Lady Bird n’est pas différente de tous les adolescents occidentaux qui existent, garçons comme filles, et je ne fais pas exception. La seule différence est que je suis patiente, contrairement à Lady Bird. Comme dirait Kevin Tran du Rire Jaune, d’un côté, la force tranquille, de l’autre, le buffle!

À force de comparer les événements du film à mon vécu comme j’ai déjà fait le rapprochement entre les sœurs March et ma fratrie, j’ai eu une révélation:

Confession personnelle: Lady Bird/Saoirse Ronan, une boussole identitaire

Depuis longtemps, dans le domaine de la fiction, je m’identifie très souvent aux personnages féminins, en partie de par mon fort attrait pour la féminité. Ça pourrait s’apparenter à un simple fantasme physique et sexuel, or la personnalité d’un personnage de fiction est d’une grande importance pour moi, et ces deux facteurs sont tout à fait conciliables, ça m’a sauté aux yeux depuis que j’ai craqué pour Saoirse Ronan, au-delà de sa beauté renversante, nombreux sont ses personnages (Agent Stalker dans Coup de ThéâtreJo March dans Les Filles du Docteur MarchSusie Salmon dans Lovely BonesLady Bird dans le film éponyme et Eleanor Webb dans Byzantium, entre autres) qui m’ont marquée par leurs personnalités que je trouve proches de la mienne (Stalker est cinéphile, Susie Salmon est artiste dans l’âme, Jo March et d’une certaine façon Eleanor Webb sont auteurs,…).

Ayant toujours vécu comme un garçon, j’en suis venue à me demander si je n’étais pas dans le mauvais corps, et Lady Bird a été le déclic: c’est le cas.

Conclusion

Peu de films arrivent à me parler au point de creuser si profondément dans mon inconscient et mes souvenirs. Autant Les Filles du Docteur March me rappelle la relation que j’entretiens un peu avec mes deux frères mais surtout avec ma sœur et ce avec beaucoup de tendresse, autant Lady Bird me rappelle une partie de ma vie (et surtout de ma personnalité) avec à la fois douceur et aigreur.

J’ai beaucoup parlé de moi dans cette chronique, non? C’est que le film a parfaitement réussi son objectif, celui de raviver la flamme de la nostalgie et des souvenirs de la jeunesse et d’exorciser la personnalité du spectateur, c’est cathartique. C’est même l’objectif cardinal de Greta Gerwig dans ses longs-métrages suivants, Les Filles du Docteur March et Barbie.

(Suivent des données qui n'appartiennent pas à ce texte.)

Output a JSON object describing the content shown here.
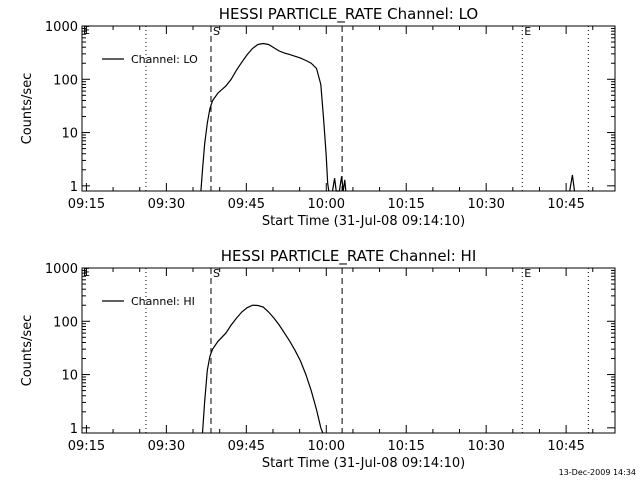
{
  "chart_data": [
    {
      "type": "line",
      "title": "HESSI PARTICLE_RATE Channel: LO",
      "xlabel": "Start Time (31-Jul-08 09:14:10)",
      "ylabel": "Counts/sec",
      "y_scale": "log",
      "x_unit": "minutes since 09:14:10",
      "xlim": [
        0,
        100
      ],
      "ylim": [
        0.8,
        1000
      ],
      "x_ticks": [
        {
          "value": 0.83,
          "label": "09:15"
        },
        {
          "value": 15.83,
          "label": "09:30"
        },
        {
          "value": 30.83,
          "label": "09:45"
        },
        {
          "value": 45.83,
          "label": "10:00"
        },
        {
          "value": 60.83,
          "label": "10:15"
        },
        {
          "value": 75.83,
          "label": "10:30"
        },
        {
          "value": 90.83,
          "label": "10:45"
        }
      ],
      "y_ticks": [
        {
          "value": 1,
          "label": "1"
        },
        {
          "value": 10,
          "label": "10"
        },
        {
          "value": 100,
          "label": "100"
        },
        {
          "value": 1000,
          "label": "1000"
        }
      ],
      "legend": {
        "entry": "Channel: LO",
        "position": "top-left"
      },
      "markers": [
        {
          "label": "S",
          "x": 24.2,
          "style": "dashed"
        },
        {
          "label": "",
          "x": 48.8,
          "style": "dashed"
        },
        {
          "label": "E",
          "x": 82.6,
          "style": "dotted"
        },
        {
          "label": "",
          "x": 12.0,
          "style": "dotted"
        },
        {
          "label": "",
          "x": 95.0,
          "style": "dotted"
        }
      ],
      "corner_marks": [
        "E",
        "E"
      ],
      "series": [
        {
          "name": "Channel: LO",
          "points": [
            [
              22.3,
              0.8
            ],
            [
              22.6,
              2
            ],
            [
              23.0,
              6
            ],
            [
              23.5,
              15
            ],
            [
              24.0,
              28
            ],
            [
              24.5,
              40
            ],
            [
              25.5,
              55
            ],
            [
              27.0,
              75
            ],
            [
              28.0,
              100
            ],
            [
              29.0,
              150
            ],
            [
              30.0,
              210
            ],
            [
              31.0,
              290
            ],
            [
              32.0,
              380
            ],
            [
              33.0,
              450
            ],
            [
              34.0,
              470
            ],
            [
              35.0,
              450
            ],
            [
              36.0,
              390
            ],
            [
              37.0,
              340
            ],
            [
              38.0,
              310
            ],
            [
              39.0,
              290
            ],
            [
              40.0,
              270
            ],
            [
              41.0,
              250
            ],
            [
              42.0,
              225
            ],
            [
              43.0,
              200
            ],
            [
              44.0,
              160
            ],
            [
              44.8,
              80
            ],
            [
              45.3,
              20
            ],
            [
              45.8,
              4
            ],
            [
              46.1,
              1.1
            ],
            [
              46.3,
              0.8
            ]
          ]
        },
        {
          "name": "",
          "points": [
            [
              47.0,
              0.8
            ],
            [
              47.4,
              1.4
            ],
            [
              47.7,
              0.8
            ],
            [
              48.3,
              0.8
            ],
            [
              48.7,
              1.5
            ],
            [
              49.0,
              0.8
            ],
            [
              49.3,
              1.3
            ],
            [
              49.5,
              0.8
            ]
          ]
        },
        {
          "name": "",
          "points": [
            [
              91.5,
              0.8
            ],
            [
              92.0,
              1.6
            ],
            [
              92.4,
              0.8
            ]
          ]
        }
      ]
    },
    {
      "type": "line",
      "title": "HESSI PARTICLE_RATE Channel: HI",
      "xlabel": "Start Time (31-Jul-08 09:14:10)",
      "ylabel": "Counts/sec",
      "y_scale": "log",
      "x_unit": "minutes since 09:14:10",
      "xlim": [
        0,
        100
      ],
      "ylim": [
        0.8,
        1000
      ],
      "x_ticks": [
        {
          "value": 0.83,
          "label": "09:15"
        },
        {
          "value": 15.83,
          "label": "09:30"
        },
        {
          "value": 30.83,
          "label": "09:45"
        },
        {
          "value": 45.83,
          "label": "10:00"
        },
        {
          "value": 60.83,
          "label": "10:15"
        },
        {
          "value": 75.83,
          "label": "10:30"
        },
        {
          "value": 90.83,
          "label": "10:45"
        }
      ],
      "y_ticks": [
        {
          "value": 1,
          "label": "1"
        },
        {
          "value": 10,
          "label": "10"
        },
        {
          "value": 100,
          "label": "100"
        },
        {
          "value": 1000,
          "label": "1000"
        }
      ],
      "legend": {
        "entry": "Channel: HI",
        "position": "top-left"
      },
      "markers": [
        {
          "label": "S",
          "x": 24.2,
          "style": "dashed"
        },
        {
          "label": "",
          "x": 48.8,
          "style": "dashed"
        },
        {
          "label": "E",
          "x": 82.6,
          "style": "dotted"
        },
        {
          "label": "",
          "x": 12.0,
          "style": "dotted"
        },
        {
          "label": "",
          "x": 95.0,
          "style": "dotted"
        }
      ],
      "corner_marks": [
        "E",
        "E"
      ],
      "series": [
        {
          "name": "Channel: HI",
          "points": [
            [
              22.6,
              0.8
            ],
            [
              23.0,
              3
            ],
            [
              23.5,
              12
            ],
            [
              24.0,
              22
            ],
            [
              24.5,
              30
            ],
            [
              25.5,
              42
            ],
            [
              27.0,
              60
            ],
            [
              28.0,
              85
            ],
            [
              29.0,
              115
            ],
            [
              30.0,
              150
            ],
            [
              31.0,
              180
            ],
            [
              32.0,
              200
            ],
            [
              33.0,
              198
            ],
            [
              34.0,
              185
            ],
            [
              35.0,
              150
            ],
            [
              36.0,
              115
            ],
            [
              37.0,
              85
            ],
            [
              38.0,
              60
            ],
            [
              39.0,
              42
            ],
            [
              40.0,
              28
            ],
            [
              41.0,
              18
            ],
            [
              42.0,
              10
            ],
            [
              43.0,
              5
            ],
            [
              44.0,
              2.2
            ],
            [
              44.8,
              1.0
            ],
            [
              45.2,
              0.8
            ]
          ]
        }
      ]
    }
  ],
  "footer": {
    "timestamp": "13-Dec-2009 14:34"
  },
  "colors": {
    "line": "#000000",
    "background": "#ffffff"
  }
}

Avec sa vision personnelle mais ouverte, Lady Bird est un récit touchant sur le passage à l’âge adulte qui s’adresse à tous les adultes qui se rappellent encore de leur dernière année de lycée et de leurs 18 ans, porté par une brillante Saoirse Ronan qui est le reflet parfait de la talentueuse Greta Gerwig!

Je remercie Greta Gerwig et surtout Saoirse Ronan du fond du cœur pour m’avoir permis d’en apprendre plus sur moi-même et de me découvrir grâce à ce film magnifique qu’est Lady Bird (et en partie aussi grâce aux Filles du Docteur March)!

Synopsis

Christine McPherson, dite Lady Bird (Saoirse Ronan), est une jeune fille au caractère bien trempé dans sa dernière année de lycée. À l’approche de ses 18 ans, elle ne rêve que d’une chose, quitter Sacramento pour New York pour ses études et pour s’émanciper de sa famille, en particulier sa mère (Laurie Metcalf) qui l’étouffe en lui mettant une pression peu supportable.